Le 5 janvier, Bad Bunny a sorti son sixième album studio, Debí Tirar Más Fotos (J'aurais dû prendre plus de photos). À l'heure actuelle, vous ne manquerez pas de critiques et / ou de publications sur les réseaux sociaux sur l'album, qui, au moment de la rédaction, est le numéro un des tableaux d'affichage américains, dépassant Taylor Swift. Dtmf est une ode à tout ce qui concerne Porto Rico. Il sert d'histoire orale; Un point culminant de toutes les choses qui sont arrivées à l'archipel et à son peuple. En combinant la salsa, le reggaeton, le pèvre et le bomba, il honore tous les genres musicaux de la culture portoricaine, tout en le mélangeant avec d'autres sons de Música Urbana. Paroles sur Dtmf Reconnaissez les figures portoricaines de l'activiste Eugenio María de Hostos au rappeur Big Pun, ainsi que l'histoire de la colonisation et ses effets sur l'île. C'est un hommage à toutes les générations auparavant, tout en créant de l'espace pour que ceux-ci viennent. Le résultat est à la fois ancien et nouveau; C'est le passé et l'avenir. C'est la tradition et l'innovation.

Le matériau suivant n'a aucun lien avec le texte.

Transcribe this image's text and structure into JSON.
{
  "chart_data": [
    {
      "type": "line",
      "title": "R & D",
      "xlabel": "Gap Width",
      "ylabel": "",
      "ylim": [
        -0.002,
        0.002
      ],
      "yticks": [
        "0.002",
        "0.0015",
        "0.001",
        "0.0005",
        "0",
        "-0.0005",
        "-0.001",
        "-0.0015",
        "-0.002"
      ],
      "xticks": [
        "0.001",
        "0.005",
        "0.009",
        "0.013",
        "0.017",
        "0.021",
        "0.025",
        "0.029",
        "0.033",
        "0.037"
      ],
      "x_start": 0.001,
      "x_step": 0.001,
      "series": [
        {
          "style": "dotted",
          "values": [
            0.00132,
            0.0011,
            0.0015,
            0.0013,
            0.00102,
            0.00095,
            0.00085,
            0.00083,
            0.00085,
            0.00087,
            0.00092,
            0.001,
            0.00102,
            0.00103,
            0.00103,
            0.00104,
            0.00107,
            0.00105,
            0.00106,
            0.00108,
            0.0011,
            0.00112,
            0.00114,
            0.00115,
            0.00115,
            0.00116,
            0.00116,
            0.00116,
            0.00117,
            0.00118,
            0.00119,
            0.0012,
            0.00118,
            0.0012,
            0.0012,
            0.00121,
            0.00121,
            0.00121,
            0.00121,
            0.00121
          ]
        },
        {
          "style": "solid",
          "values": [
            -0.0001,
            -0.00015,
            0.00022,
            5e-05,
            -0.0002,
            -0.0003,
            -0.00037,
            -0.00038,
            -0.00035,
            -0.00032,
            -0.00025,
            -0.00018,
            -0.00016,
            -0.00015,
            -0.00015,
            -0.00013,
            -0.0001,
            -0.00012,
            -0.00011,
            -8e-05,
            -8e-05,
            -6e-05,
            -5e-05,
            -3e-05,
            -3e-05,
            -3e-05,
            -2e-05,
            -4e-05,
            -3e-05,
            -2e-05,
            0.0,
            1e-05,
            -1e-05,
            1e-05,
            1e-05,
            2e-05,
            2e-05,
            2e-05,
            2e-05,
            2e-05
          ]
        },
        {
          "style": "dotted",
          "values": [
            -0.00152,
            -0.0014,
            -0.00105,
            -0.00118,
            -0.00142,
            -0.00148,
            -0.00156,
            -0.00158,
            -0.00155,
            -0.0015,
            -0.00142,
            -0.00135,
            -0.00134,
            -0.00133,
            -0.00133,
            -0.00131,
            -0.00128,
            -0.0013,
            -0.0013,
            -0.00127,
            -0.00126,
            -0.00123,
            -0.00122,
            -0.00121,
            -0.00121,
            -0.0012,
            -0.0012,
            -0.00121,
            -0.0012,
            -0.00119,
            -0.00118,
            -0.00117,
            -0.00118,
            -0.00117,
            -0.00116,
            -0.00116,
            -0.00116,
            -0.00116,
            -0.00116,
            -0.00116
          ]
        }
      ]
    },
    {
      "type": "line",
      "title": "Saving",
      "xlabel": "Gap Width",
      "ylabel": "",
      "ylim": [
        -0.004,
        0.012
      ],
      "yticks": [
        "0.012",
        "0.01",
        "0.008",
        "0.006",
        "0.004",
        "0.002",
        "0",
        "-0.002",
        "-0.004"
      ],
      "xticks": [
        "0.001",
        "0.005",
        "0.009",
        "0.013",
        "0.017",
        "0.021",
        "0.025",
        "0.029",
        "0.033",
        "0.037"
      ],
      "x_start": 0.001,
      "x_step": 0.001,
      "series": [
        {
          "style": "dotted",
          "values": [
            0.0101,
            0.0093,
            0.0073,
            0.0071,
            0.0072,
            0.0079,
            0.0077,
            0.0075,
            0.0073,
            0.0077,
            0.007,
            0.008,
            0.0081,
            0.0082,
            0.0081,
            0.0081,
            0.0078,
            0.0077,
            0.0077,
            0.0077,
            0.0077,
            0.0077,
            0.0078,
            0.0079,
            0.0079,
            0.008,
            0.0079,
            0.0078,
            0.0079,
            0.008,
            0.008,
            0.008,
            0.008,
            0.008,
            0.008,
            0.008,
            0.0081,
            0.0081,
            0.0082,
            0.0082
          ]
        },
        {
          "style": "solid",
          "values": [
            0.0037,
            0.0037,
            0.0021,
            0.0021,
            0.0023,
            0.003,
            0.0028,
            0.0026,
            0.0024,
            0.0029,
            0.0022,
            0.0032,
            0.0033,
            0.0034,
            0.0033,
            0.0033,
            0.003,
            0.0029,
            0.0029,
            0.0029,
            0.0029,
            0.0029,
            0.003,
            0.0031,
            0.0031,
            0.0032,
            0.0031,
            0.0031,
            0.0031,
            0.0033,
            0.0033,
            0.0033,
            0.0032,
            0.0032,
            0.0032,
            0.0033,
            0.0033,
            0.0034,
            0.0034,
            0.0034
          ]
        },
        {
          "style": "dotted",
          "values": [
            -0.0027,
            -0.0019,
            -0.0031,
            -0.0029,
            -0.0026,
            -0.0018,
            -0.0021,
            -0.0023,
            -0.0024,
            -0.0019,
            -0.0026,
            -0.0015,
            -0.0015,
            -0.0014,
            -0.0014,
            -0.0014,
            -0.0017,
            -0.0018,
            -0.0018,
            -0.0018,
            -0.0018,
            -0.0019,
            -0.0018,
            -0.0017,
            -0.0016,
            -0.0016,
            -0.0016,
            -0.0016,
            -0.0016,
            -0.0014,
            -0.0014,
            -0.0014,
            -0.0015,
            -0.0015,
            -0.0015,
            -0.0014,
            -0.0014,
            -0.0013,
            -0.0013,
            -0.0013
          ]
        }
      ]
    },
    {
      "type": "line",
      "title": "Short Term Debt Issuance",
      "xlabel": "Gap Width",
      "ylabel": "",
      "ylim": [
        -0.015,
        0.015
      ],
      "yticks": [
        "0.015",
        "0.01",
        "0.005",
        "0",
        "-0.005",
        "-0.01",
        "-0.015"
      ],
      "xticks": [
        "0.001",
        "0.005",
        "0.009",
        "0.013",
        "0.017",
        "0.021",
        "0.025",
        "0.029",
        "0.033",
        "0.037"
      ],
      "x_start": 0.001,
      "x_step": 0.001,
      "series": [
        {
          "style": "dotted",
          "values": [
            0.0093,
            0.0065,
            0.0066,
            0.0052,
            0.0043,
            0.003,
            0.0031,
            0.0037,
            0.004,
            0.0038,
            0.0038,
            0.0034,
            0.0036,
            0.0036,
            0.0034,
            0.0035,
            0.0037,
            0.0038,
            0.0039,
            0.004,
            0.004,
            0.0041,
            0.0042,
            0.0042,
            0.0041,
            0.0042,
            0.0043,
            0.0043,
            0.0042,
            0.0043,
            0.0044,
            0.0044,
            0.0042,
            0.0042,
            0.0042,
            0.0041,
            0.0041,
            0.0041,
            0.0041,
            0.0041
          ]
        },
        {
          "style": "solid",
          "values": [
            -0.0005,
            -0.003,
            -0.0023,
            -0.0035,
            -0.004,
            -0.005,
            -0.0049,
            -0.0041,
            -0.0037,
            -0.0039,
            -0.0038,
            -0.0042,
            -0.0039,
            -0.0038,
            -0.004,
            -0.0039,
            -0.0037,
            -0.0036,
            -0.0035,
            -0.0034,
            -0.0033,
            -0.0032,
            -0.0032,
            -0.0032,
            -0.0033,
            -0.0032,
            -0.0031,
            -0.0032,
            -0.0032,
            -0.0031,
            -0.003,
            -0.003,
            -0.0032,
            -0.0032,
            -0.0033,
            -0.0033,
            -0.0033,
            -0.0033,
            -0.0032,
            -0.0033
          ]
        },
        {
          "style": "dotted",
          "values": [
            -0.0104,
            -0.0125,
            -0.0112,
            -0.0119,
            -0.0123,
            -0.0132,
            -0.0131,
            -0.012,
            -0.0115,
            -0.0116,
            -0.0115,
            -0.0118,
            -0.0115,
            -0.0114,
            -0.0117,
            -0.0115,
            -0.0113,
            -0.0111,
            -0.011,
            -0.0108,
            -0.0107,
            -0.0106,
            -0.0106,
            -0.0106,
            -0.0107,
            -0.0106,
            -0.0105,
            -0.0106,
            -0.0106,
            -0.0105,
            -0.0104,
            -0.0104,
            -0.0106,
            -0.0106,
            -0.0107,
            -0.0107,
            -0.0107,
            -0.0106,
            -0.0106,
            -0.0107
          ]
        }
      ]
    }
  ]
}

https://www.youtube.com/watch?v=glszeyvdads

Dès le moment où j'ai appuyé pour la première fois sur cet album, je ne pouvais pas m'arrêter de penser à des films qui le complètent parfaitement. Et si vous êtes comme moi, vous comprenez le monde à travers des films. La liste suivante a quelque chose pour tout le monde – des documentaires, un film de concert, un court métrage d'animation, des récits de longueur et même des docuseries – le tout en harmonie avec les thèmes de Dtmf.

Voici donc une liste de surveillance suggérée pour compléter la vaste expérience très portoricaine qui est Debí Tirar Más Fotos:

1. «Notre chose latin (Nuestra Cosa)» (Leon Gast, 1972)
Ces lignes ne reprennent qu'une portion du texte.